No. What I liked most about Max was this: he was him and I was me. He wasn’t trying to change anything. He didn’t want me to be anything more to him than a sort of girlfriend. He expected very little from me. I could walk away at any moment—he could walk away—and neither of us would take a piece of the other with us. He was just Max. I was Valentina Martinez.

That night he was lying on my floor, amid laundry and CDs and year-old fashion magazines. He had his arms flung over his head, T-shirt riding up to reveal the tan, flat stomach, the thin line of darkness leading into his jeans. He
seemed to be staring at the glow-in-the-dark stars on my ceiling, even though the lights were on and you could barely see him. I was staring at him. We were both staring. He was beautiful.

And this time when he kissed me, I was ready for it. We had kissed a lot since his first visit a few weeks ago. It never lasted for more than three minutes, give or take two and a half minutes. He sat on my bed, with his hands on my hips and mine on his shoulders, and inched his way up to my boob as we chewed on each other’s lips. Even though I know you’re not supposed to open your eyes when you’re kissing someone, I let my lids drift open, and I saw him staring back at me.

We stared at each other like that for a few seconds, pupils only millimeters away, and his tongue down my throat the whole time. Caught in the intensity of his glance, I felt nervous. I had to laugh and pull back.

He grabbed my wrist and pulled me back on top of him.

“Let’s have sex,” he said. “I brought a condom.”

It felt like my eyes might pop out of my head.

“Uh, no!” I said.

“Why not?”

“We can’t even figure out how to kiss right. And now you want to start doing it?”

“We were kissing fine.”

Max pulled his shirt off. His body was tan and muscled and perfect, his collarbone jutting out from between his
shoulders in a smooth and undeviating ridge. I wish I could say that I kicked him out right there, that this was the final straw. But I couldn’t help faltering. Max on my bed looking at once predatory and unbearably vulnerable. His lips half parted, blue eyes wide and implying a million things all at the same time. He ran a hand through his hair self-consciously, but didn’t try to move any closer.

He looked sexy, okay?

“Come on,” he said.

I didn’t want to hurt his feelings. Max seemed like the kind of person whose feelings were easily bruised. But I couldn’t do it. It wasn’t that I was being precious about my so-called virginity, because really, the thing to do about
that
seemed to be to get it over with. It was something else.

“You don’t really want to,” I said.

“Yes I do. Why would I be sitting here like this if I didn’t want to do it?”

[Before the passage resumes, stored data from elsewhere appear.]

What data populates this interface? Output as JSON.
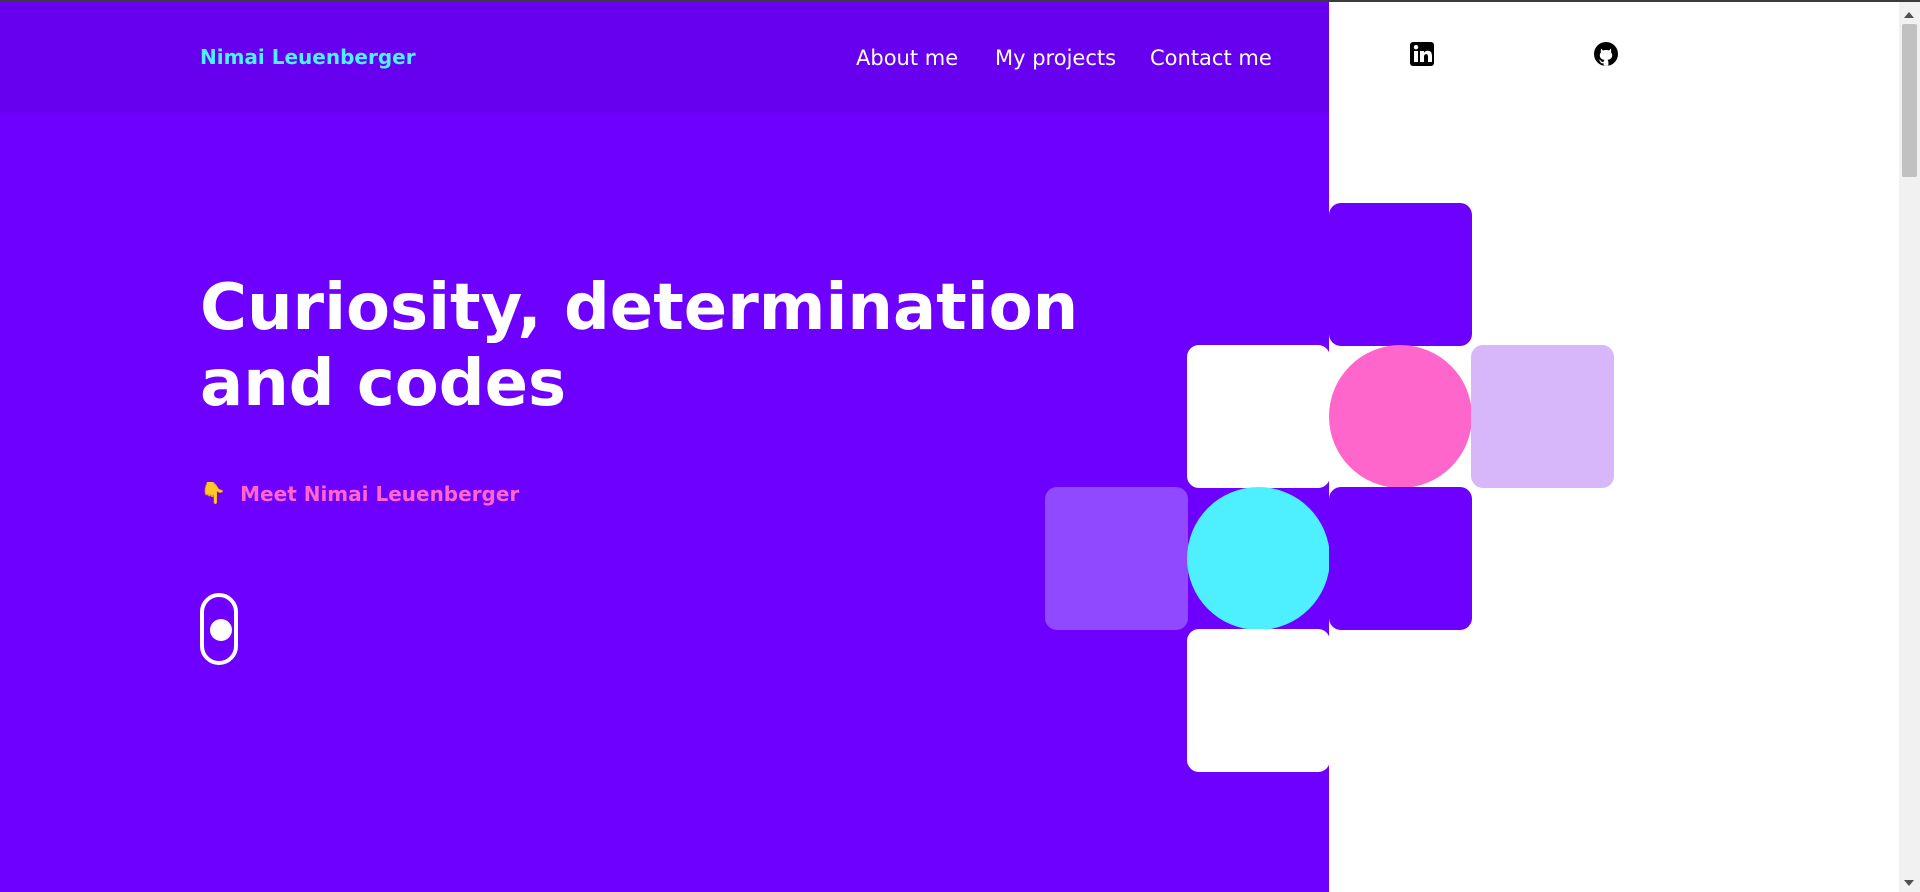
{
  "header": {
    "brand": "Nimai Leuenberger",
    "nav": [
      "About me",
      "My projects",
      "Contact me"
    ],
    "social": [
      {
        "name": "linkedin-icon",
        "label": "LinkedIn"
      },
      {
        "name": "github-icon",
        "label": "GitHub"
      }
    ]
  },
  "hero": {
    "title": "Curiosity, determination and codes",
    "meet_label": "Meet Nimai Leuenberger",
    "meet_icon": "pointing-down-hand-icon"
  },
  "colors": {
    "accent": "#6e00ff",
    "brand_text": "#4ef0ff",
    "pink": "#ff66cc",
    "lilac": "#d7b7f9",
    "purple_soft": "#9149ff",
    "cyan": "#4ef0ff"
  }
}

“I don’t mean it that way,” I said. “It’s just that if I have sex with someone, I kind of want it to have something to do with me. I’m not sure that this has anything to do with me at all.”

“That’s the most retarded thing I ever heard,” he said. “How could it not have to do with you? If it didn’t have to do with you, I’d just be jerking off, right?”

It was no surprise that he didn’t get it. “Just put your shirt on.”

He didn’t move at first, but then he stood, and then,
arms across his chest, he was dressed. He turned his back to me.

“Don’t be mad,” I said.

He tilted his chin in my direction, but he was still only half facing me. “You want to know what I think?” he asked. All I could make of his expression was a flicker of eyelash.

“What?”

“I think this has to do with Francie,” he said.

“It’s just…” I started. But I didn’t know how to finish the thought. He had caught me off guard.

“Am I wrong?” he said.

“I’m not a lesbo,” I replied.

Max rolled his eyes. “You don’t understand what I’m saying at all.”

From my window I watched Max’s bike drift through the night, a lazy arrow of unformed intention shooting toward a target that neither of us could know. I wondered if I would ever see him again, and then realized that with Max, the uncertainty was in itself something of a guarantee.